Admiración y distancia hay en la mirada del prologuista: la relación entre poesía y alcohol no siempre es la de una ecuación perfecta ("el alcohol a cierta altura moja la pólvora de la poesía"). Si bien rescata el rito de beber y lo incorpora a la visión mítica del retorno a una condición primigenia, "donde todas las posibilidades del ser humano estaban intactas", también es capaz, como escéptico aprendiz de mago, de manifestar su reparo: "La taberna sagrada, en la expresión de Elicura Chihuailaf, se nos aparecía como espacio de iniciación. Ser poeta significó para muchos, por lo menos durante 'una temporada', ser bebedores, estar al margen o ser un marginal, a secas. De esa imagen, espero, hayamos heredado lo mejor y desechado la escoria".

Respecto de la selección, el criterio está regido por el tema más que por consideraciones generacionales o de otra índole.
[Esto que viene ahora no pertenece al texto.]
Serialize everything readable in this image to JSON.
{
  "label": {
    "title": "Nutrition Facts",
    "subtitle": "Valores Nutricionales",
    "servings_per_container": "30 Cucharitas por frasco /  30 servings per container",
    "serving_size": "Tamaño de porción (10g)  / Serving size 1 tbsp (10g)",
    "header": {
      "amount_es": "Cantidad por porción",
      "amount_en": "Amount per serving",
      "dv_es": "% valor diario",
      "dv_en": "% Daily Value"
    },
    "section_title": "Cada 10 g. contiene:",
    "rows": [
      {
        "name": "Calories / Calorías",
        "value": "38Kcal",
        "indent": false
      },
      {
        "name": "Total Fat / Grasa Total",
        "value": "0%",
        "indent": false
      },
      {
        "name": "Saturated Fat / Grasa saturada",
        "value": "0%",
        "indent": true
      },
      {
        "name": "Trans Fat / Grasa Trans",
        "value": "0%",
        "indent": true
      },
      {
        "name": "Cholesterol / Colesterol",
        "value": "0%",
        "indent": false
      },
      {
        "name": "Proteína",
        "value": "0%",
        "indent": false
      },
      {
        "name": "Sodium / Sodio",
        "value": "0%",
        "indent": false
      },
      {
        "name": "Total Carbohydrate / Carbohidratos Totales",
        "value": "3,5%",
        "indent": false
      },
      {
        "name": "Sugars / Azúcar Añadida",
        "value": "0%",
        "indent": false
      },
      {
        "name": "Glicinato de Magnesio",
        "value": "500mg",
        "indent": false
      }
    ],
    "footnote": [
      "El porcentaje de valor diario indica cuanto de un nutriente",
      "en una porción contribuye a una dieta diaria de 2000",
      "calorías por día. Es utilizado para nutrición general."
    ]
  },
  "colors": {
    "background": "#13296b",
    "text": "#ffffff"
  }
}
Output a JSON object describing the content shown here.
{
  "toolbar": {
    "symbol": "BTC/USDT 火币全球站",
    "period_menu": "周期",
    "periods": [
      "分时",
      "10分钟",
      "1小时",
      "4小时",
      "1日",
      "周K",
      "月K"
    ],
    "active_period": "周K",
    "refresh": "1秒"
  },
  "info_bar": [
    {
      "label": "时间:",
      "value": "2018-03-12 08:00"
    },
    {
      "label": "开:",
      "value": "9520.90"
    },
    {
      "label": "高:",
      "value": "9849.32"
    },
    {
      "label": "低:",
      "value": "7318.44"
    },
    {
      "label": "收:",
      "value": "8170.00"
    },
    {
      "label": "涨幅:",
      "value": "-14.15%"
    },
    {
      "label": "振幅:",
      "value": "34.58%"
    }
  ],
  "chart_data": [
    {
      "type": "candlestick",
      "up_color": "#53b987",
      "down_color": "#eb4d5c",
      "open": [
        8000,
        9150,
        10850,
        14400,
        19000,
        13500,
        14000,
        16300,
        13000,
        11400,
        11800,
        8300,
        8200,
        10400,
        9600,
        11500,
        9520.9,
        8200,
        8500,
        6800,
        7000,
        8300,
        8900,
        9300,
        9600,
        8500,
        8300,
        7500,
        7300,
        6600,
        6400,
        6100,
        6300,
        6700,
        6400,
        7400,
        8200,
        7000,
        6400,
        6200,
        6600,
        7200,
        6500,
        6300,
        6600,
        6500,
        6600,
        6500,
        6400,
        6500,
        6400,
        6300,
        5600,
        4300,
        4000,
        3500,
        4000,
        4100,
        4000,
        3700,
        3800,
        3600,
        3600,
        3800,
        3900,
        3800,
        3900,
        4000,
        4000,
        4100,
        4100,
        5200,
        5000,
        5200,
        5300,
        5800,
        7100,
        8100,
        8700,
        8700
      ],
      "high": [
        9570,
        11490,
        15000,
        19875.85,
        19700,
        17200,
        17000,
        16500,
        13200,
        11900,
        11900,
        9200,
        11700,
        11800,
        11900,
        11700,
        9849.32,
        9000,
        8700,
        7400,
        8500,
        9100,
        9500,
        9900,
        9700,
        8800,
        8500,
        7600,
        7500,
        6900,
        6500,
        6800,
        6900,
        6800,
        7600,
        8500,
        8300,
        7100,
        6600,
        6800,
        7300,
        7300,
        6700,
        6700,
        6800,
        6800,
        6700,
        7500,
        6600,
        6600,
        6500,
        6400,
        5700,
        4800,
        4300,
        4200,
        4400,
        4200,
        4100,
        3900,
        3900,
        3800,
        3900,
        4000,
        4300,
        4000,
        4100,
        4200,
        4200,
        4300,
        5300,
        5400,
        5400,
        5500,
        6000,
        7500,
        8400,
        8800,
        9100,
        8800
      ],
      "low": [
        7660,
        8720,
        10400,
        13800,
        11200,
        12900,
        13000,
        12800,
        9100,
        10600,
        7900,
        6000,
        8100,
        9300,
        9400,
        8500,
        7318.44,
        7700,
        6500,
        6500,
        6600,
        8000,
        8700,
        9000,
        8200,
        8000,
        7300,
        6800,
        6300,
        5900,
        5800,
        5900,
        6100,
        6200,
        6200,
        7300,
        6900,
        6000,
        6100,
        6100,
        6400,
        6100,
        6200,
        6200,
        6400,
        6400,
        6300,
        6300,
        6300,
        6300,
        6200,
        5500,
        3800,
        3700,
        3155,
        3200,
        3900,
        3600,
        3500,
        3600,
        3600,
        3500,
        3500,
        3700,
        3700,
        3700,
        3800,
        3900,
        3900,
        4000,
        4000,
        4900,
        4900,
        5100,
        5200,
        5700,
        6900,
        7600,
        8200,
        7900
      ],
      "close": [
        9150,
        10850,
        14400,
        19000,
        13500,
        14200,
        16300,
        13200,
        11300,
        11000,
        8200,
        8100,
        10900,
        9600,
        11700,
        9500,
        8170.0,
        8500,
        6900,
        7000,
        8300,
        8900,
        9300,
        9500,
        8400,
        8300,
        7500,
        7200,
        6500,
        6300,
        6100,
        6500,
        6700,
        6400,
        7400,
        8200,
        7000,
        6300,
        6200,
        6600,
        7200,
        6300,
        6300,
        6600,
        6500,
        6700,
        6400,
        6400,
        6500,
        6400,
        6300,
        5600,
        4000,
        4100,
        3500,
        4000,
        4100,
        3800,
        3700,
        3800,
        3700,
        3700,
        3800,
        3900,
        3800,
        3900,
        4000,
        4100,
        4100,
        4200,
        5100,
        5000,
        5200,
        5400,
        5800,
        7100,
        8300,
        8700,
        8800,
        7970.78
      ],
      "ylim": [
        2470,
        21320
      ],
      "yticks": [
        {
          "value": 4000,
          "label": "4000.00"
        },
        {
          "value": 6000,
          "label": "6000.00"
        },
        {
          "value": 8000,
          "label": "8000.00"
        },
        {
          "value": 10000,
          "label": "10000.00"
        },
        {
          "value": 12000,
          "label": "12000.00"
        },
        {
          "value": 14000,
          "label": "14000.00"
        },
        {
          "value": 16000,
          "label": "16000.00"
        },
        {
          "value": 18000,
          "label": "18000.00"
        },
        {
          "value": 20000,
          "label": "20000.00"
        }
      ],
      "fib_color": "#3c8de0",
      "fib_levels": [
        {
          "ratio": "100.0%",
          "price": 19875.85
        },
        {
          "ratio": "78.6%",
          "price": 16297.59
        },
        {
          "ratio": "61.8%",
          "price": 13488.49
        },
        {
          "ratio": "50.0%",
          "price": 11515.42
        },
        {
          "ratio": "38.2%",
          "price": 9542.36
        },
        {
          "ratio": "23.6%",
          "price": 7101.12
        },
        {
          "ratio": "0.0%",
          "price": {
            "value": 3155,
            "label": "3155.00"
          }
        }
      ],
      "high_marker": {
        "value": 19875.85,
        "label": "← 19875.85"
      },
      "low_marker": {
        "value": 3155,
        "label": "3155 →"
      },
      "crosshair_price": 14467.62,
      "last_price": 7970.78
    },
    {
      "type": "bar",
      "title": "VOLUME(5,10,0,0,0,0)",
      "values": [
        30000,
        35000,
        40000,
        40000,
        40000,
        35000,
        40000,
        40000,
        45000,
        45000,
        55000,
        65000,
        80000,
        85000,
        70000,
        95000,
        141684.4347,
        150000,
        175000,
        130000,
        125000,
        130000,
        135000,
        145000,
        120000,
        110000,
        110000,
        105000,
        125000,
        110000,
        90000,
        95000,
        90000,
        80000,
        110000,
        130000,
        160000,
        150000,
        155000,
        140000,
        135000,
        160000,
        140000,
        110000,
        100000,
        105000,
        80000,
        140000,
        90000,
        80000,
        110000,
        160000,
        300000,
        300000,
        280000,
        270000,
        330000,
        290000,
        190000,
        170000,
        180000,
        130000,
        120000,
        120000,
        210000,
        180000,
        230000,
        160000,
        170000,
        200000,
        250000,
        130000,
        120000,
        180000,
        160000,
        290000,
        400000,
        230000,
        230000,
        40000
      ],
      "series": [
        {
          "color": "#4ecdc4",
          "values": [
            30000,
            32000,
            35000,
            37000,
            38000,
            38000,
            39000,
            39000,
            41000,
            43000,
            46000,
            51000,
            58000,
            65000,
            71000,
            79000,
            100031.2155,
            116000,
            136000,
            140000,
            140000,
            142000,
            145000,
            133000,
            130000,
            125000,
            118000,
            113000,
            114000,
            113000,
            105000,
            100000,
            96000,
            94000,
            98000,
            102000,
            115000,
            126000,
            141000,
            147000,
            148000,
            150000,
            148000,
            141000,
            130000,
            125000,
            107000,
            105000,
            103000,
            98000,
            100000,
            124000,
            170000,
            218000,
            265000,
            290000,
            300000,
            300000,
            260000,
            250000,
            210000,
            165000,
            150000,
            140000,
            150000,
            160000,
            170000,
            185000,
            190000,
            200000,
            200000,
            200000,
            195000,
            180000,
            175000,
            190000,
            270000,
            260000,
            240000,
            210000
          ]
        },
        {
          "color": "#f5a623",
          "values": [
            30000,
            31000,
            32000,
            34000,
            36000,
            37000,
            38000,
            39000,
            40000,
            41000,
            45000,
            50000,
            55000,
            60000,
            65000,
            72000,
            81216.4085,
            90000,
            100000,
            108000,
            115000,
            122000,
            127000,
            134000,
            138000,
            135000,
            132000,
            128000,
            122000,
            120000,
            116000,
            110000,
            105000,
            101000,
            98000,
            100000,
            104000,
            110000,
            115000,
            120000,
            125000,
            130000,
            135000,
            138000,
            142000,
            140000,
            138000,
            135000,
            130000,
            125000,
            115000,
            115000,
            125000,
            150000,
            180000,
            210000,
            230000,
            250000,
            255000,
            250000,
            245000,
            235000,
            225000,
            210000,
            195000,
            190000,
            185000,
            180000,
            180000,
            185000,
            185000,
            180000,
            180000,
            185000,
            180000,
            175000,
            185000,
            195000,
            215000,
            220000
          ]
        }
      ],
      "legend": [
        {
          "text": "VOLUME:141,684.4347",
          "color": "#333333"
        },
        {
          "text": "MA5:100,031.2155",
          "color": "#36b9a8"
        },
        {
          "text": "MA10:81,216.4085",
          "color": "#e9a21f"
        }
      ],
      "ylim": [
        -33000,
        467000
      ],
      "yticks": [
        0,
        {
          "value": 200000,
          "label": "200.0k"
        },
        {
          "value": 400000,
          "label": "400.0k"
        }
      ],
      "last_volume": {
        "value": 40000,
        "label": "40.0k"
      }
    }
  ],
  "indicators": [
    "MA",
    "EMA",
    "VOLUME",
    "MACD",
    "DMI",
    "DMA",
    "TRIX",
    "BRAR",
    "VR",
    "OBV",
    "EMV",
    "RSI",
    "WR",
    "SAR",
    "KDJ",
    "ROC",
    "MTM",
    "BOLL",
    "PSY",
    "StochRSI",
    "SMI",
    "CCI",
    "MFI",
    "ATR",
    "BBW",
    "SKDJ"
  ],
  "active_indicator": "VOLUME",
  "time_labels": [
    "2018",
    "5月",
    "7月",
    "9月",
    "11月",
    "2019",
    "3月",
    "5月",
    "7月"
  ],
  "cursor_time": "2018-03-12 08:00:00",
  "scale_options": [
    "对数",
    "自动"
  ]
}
El mayor de los antologados es Óscar Hahn (1938) y el más joven es Reinaldo Molina (1983). Junto a ellos, veinticinco poetas de diversos lugares del país, desde Iquique hasta Punta Arenas, circunscriben su escritura al espacio cerrado de un bar o a la ceremonia alcohólica, contextos que sirven de arranque hacia nostalgias y temores, donde la presencia de la muerte o las nefastas consecuencias de una realidad política se manifiestan en un ambiente fantasmal. Hay nombres seguros, consagrados, y otros que son una apuesta, una moneda lanzada al vacío cuyo valor sólo el tiempo podrá establecer. La poesía de Hurón, que sigue las huellas de Teillier, tiene esa potencia cuyo secreto es su complicidad con la lluvia y los bosques del sur, los que imprimen en sus versos cadencia y atmósfera de tristeza. Así le salen siempre los poemas, como un ebrio sentimental. Elicura escribe sobre el dolor del exilio, pero también el afecto entre un padre y su hijo, unidos por el "vino de la pena y la esperanza".

Hay varios parroquianos de estos lares, entre ellos Cristián Vila Riquelme, reciente Premio Municipal de Literatura, y Nicolás Miquea, con una pequeña pero significativa muestra de su talento. De los más jóvenes, llama la atención el porteño Carlos Soto, con su "El bar de los rematados", que describe ese espacio de juerga como una antesala de un infierno helado.

Complementan la antología una serie de fotografías de gente común, hombres y mujeres atrapados en el ámbito precario y oscuro de bares de mala muerte, donde pese a todo la vida palpita con una fuerza melancólica.